Só com as eleições, os partidos em 2022 consumiram R$ 4,9 bilhões. O
fundo partidário distribuiu um pouco mais de R$ 1 bilhão.
Interessante observar que a manobra da anistia envolve quase todos os partidos, deixando de fora apenas a coligação Rede-PSOL e o Partido Novo.
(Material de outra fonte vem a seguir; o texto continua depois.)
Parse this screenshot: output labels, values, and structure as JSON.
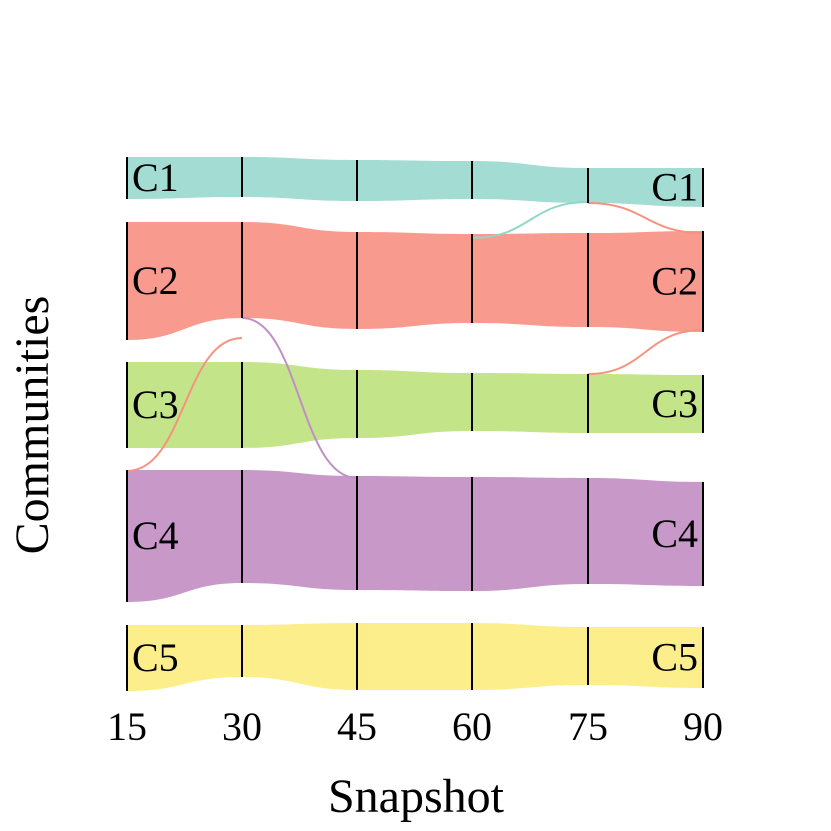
{
  "chart_data": {
    "type": "alluvial",
    "title": "",
    "xlabel": "Snapshot",
    "ylabel": "Communities",
    "snapshots": [
      15,
      30,
      45,
      60,
      75,
      90
    ],
    "communities": [
      {
        "name": "C1",
        "color": "#a3dcd3"
      },
      {
        "name": "C2",
        "color": "#f99a8e"
      },
      {
        "name": "C3",
        "color": "#c4e489"
      },
      {
        "name": "C4",
        "color": "#c898c9"
      },
      {
        "name": "C5",
        "color": "#fdee8c"
      }
    ],
    "flows": [
      {
        "from": "C3",
        "to": "C2",
        "from_snapshot": 15,
        "to_snapshot": 30,
        "color": "#f4937f"
      },
      {
        "from": "C2",
        "to": "C4",
        "from_snapshot": 30,
        "to_snapshot": 45,
        "color": "#c08fc6"
      },
      {
        "from": "C2",
        "to": "C1",
        "from_snapshot": 60,
        "to_snapshot": 75,
        "color": "#8fd7c6"
      },
      {
        "from": "C1",
        "to": "C2",
        "from_snapshot": 75,
        "to_snapshot": 90,
        "color": "#f4937f"
      },
      {
        "from": "C2",
        "to": "C3",
        "from_snapshot": 75,
        "to_snapshot": 90,
        "color": "#f4937f"
      }
    ]
  }
}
A mais importante consequência de uma medida como essa é o abismo que
se forma entre política e opinião pública, deixando o caminho aberto
para oportunistas que eventualmente queiram inventar uma nova política.
O
caminho econômico, além de difícil, não é o único. Não há sinais de que
as elites políticas brasileiras tenham entendido a mensagem de 2018 e
ignorem que soluções autoritárias continuam sendo atraentes à medida que
se aprofunda a desilusão com a democracia.
Bolsonaro
fez isso em 2018. A “nova política” se desmoralizou com a introdução do
orçamento secreto. Os bolsonaristas agrupados no PL
apoiam a anistia, logo não teriam condições de se diferenciar num
futuro próximo. Mas a existência do abismo é um convite à aventura, e
ela não tem de ser vivida necessariamente pelos mesmos personagens.
Num
livro recente chamado “A crise do capitalismo democrático”, o
jornalista Martin Wolf analisa não somente a globalização e suas
lacunas, mas, apesar de sua ênfase na economia, destaca também a questão
política. Assim como todos os outros autores, Wolf está longe do
otimismo com o futuro da democracia, ressaltado num célebre ensaio de
Francis Fukuyama, “O fim da História”.
Ninguém
mais acredita que a democracia é para sempre, e muitos duvidam de sua
capacidade de encarar as reformas necessárias para sobreviver. O que
vemos no mundo é o avanço de ditaduras plebiscitárias, como na Rússia ou na Hungria, e o crescimento irresistível do modelo autoritário chinês.
Como
jornalista econômico, Wolf ressalta que está na própria economia a
explicação para a fragilidade democrática. Mas não deixa de avançar
noutros pontos essenciais:
—
Nem a política nem a economia funcionarão sem um substancial nível de
honestidade, confiança, autocontenção e lealdade às instituições. Na
ausência desses fatores, um ciclo de descrédito corroerá as relações
políticas, sociais e econômicas.
Concordo
com a ideia de que nenhum sistema político consegue sobreviver sem a
prevalência de normas fundamentais de comportamento. Essa ideia,
aplicada ao Brasil, mostra que a luta pela democracia está perdida em
alguns fundamentos. Melhorar a economia é essencial. Wolf reconhece que
as pessoas querem estabilidade e prosperidade para si e para os filhos.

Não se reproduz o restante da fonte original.